If a solvent system is used to remove the mold release, care must be taken to assure that the solvent does not adversely affect the plastic part or the substrate. We do not recommend the use of successive dip tanks since the subsequent tanks quickly become contaminated with small traces of release agent which are re-deposited on the piece, thereby rendering the removal ineffective. A vapor degreaser would be the method of choice for removing mold release with a solvent.
Our mold releases are also soluble in the aromatic solvents such as xylene; aliphatic solvents such as white gasoline and VM&P Naphtha; and chlorinated solvents such as perchloroethylene and trichloroethylene (although we generally the use of chlorinated solvents).
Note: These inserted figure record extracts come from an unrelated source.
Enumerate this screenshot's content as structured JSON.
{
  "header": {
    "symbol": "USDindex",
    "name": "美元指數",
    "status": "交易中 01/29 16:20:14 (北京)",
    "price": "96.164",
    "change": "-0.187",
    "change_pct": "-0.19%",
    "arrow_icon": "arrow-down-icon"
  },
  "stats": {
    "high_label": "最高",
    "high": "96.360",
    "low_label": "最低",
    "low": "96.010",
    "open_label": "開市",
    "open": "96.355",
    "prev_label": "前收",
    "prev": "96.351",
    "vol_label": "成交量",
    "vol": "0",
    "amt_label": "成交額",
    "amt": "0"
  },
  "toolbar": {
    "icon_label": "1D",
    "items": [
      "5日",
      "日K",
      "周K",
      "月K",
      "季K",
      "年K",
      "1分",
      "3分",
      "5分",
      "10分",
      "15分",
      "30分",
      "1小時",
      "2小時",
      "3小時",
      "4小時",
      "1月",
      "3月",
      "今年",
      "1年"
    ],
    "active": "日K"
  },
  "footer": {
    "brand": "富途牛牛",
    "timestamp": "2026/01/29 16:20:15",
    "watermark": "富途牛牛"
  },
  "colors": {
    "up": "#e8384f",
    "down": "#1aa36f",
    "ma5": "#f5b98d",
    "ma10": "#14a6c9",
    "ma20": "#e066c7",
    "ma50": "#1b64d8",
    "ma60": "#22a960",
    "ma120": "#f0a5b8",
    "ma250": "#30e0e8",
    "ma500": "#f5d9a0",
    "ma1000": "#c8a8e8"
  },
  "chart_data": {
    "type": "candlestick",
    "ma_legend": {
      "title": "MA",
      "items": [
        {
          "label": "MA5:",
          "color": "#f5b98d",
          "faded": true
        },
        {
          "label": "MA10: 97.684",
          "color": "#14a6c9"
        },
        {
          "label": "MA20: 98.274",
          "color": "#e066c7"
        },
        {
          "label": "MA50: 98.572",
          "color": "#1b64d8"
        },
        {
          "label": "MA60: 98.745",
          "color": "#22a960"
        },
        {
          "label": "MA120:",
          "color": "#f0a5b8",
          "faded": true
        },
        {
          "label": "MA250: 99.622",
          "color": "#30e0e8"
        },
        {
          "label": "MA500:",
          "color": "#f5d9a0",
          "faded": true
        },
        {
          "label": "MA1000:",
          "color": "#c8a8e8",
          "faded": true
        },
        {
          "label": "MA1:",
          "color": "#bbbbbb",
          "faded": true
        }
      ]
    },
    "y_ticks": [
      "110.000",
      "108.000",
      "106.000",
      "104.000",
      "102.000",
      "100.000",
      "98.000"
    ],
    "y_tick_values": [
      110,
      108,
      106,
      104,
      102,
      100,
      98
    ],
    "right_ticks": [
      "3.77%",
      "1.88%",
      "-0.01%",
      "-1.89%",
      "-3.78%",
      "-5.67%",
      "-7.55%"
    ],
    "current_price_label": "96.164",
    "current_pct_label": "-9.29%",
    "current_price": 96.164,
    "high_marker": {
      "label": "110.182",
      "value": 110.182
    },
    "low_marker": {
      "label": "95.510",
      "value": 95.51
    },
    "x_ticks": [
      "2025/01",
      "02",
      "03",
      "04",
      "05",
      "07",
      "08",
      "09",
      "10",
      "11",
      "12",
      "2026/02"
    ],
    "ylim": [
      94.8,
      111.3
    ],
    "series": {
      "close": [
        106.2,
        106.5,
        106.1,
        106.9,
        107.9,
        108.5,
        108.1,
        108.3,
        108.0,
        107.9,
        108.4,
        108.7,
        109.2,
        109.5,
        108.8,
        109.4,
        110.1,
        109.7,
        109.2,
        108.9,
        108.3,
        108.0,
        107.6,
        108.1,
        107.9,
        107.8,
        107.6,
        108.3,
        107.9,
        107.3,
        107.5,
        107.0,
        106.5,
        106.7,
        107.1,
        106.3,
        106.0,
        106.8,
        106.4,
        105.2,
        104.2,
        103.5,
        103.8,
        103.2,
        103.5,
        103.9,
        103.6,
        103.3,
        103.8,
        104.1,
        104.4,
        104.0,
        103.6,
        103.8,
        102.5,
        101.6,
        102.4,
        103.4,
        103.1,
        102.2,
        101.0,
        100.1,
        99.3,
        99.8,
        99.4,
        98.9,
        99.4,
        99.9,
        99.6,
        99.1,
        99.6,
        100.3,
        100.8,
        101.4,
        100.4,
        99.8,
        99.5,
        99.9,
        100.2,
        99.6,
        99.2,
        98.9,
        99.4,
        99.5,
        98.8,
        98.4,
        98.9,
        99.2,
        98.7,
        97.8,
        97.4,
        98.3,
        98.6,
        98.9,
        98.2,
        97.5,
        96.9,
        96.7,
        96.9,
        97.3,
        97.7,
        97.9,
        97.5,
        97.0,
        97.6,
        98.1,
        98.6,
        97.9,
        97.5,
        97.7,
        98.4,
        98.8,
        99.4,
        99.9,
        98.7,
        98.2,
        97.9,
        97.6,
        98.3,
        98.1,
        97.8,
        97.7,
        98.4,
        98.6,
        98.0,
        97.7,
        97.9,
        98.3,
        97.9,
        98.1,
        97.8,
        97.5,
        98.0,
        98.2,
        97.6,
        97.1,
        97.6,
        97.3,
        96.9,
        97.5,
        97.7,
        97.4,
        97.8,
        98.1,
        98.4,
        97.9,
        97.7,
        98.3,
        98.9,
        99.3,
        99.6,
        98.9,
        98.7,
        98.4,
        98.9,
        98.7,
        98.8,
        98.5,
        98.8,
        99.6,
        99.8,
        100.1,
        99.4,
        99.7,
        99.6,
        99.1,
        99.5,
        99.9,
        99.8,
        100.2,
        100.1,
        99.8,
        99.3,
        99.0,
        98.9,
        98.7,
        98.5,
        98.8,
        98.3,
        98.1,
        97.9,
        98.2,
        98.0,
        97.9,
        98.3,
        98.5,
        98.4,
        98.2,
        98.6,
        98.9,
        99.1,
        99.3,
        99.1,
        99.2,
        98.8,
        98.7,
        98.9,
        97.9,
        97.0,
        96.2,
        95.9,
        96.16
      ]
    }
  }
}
Our mold releases are not soluble in any of the alcohols or acetone.
Mold release may also be removed by immersing the parts in a solution of water and detergent to emulsify the mold release agent. Warmer water will do a better job emulsifying than cold water. If the parts are small they may be placed in a nylon mesh bag. Larger parts may be immersed in a tank containing water and detergent and then hosed off with fresh running water. We do not recommend successive dip tanks here, either, for the same reason as stated above. Suitable detergents include lemon-scented Joy or commercial dishwashing compounds such as Cascade. Cascade has low foaming properties whereas lemon-scented Joy, which seems more effective, has high foaming characteristics. Tri-Sodium Phosphate (T.S.P.) is also a good emulsifier.
Goggles or face masks and gloves should be worn when using automatic dishwasher detergents because of the high alkalinity of these materials.